The player with the most victory points wins the game.
Note: Playing with 2 players includes a dummy player ("Cadfael"), who gains resources semi-randomly.
Components & Print and Play notes
Biblios Dice comes with a large number of small chits and tokens. There are cardboard gold coins in many denominations, victory point tokens, tokens that are stacked up on the resource tracks, a lot of dice, and a small handful of cards. There is also a screen for every player to shield their money and their VPs from the other players. Compared with Biblios, which consisted mainly of a deck of cards and a few dice, it is more of a large game, with many more components. I can't comment on the final component quality, obviously, because I printed and crafted the game myself.
The game's art is pleasant, maybe with the exception of the resource icons, which looked a little rough to me.
I'm a frequent print & player myself, and since the Kickstarter for this game includes a print and play version of the game, I will comment on the ease of building a little. There are many round coins to cut out, so a circle punch may be helpful, and a large number of dice need to be stickered. If you like to have backsides for your tokens, coins and cards, you may have to get a bit creative, as these were not included (at least not in my review pnp). I added backs to my bidding cards and left the tokens single-sided. The tokens are printed as they would be on a punchboard, that is, they have a slight gap between them - you can't cut them apart with one cut of you scissors or craft knife.

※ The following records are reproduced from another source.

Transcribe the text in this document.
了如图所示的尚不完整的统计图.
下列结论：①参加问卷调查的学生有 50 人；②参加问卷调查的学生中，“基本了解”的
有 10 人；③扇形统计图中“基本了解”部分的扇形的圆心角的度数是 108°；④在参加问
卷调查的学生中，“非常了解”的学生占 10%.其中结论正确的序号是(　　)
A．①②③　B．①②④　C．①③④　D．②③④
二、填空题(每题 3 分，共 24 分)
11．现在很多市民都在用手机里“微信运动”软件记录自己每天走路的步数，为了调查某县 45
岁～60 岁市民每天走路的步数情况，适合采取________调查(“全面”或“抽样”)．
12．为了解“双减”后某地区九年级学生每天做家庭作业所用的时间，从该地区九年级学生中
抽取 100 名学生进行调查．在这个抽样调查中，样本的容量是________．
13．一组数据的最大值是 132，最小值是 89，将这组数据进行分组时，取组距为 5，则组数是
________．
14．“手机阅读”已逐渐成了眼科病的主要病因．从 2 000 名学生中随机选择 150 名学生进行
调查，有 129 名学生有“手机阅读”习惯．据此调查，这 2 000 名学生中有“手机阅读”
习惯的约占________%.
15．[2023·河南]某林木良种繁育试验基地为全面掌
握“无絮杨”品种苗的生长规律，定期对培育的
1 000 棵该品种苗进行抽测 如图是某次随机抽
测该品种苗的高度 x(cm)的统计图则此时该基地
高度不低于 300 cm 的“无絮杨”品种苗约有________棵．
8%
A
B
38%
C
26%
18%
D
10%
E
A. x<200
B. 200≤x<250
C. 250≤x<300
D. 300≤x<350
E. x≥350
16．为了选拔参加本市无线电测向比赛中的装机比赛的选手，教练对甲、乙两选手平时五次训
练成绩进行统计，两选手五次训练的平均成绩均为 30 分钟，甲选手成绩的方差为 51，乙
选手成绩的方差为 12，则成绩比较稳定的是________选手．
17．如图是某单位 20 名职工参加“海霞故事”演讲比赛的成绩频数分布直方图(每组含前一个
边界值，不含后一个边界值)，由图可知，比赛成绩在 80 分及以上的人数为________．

Biblios Dice feels very much like a eurogame version of Biblios, as though it were expanded in many directions. In a way, it plays as though Stefan Feld had tried to remake Biblios. That doesn't surprise me much, since Dr. Finn has apparently in the recent past turned into a more eurogamey direction, with his previous Kickstarter "Institute for Magical Arts" being at least partly inspired by Feld's Roma.
Biblios was a very streamlined cardgame, very quick and with a limited decision space. In Biblios Dice, there are many little decisions to make - which resource track will I try to advance first? Will I deny someone a resource die without helping me much? Should I end the game early by climbing to the top of the bishop track while I'm ahead - or maybe I'm not ahead at all, who knows (as money and victory points are hidden behind a screen)?
These many small decisions, which all bring you ahead somehow, may be a minus for you, though, if you're one of the people who think this feels like "point salad" and your decisions don't matter that much, since you get points whatever you do. I've certainly noticed that player's scores are pretty close in the end. However, this also points to the game being thoroughly tested and balanced.
Play time is about the same as Biblios, I would say, 30-60 minutes, depending on your experience with the game and number of players.
A few words about theme: as in Biblios, being a monk or abbot in medieval times doesn't come through much.
My final verdict: if you liked Biblios and you like Eurogames, you will probably like Biblios Dice.
To me it seems very similar to biblios with the drafting and auction except that the auction is spread out and not all at the end. However, meany people seem to find this game more meaty. Can you elaborate on why that is?
Thanks for this! You just made up my mind to back it.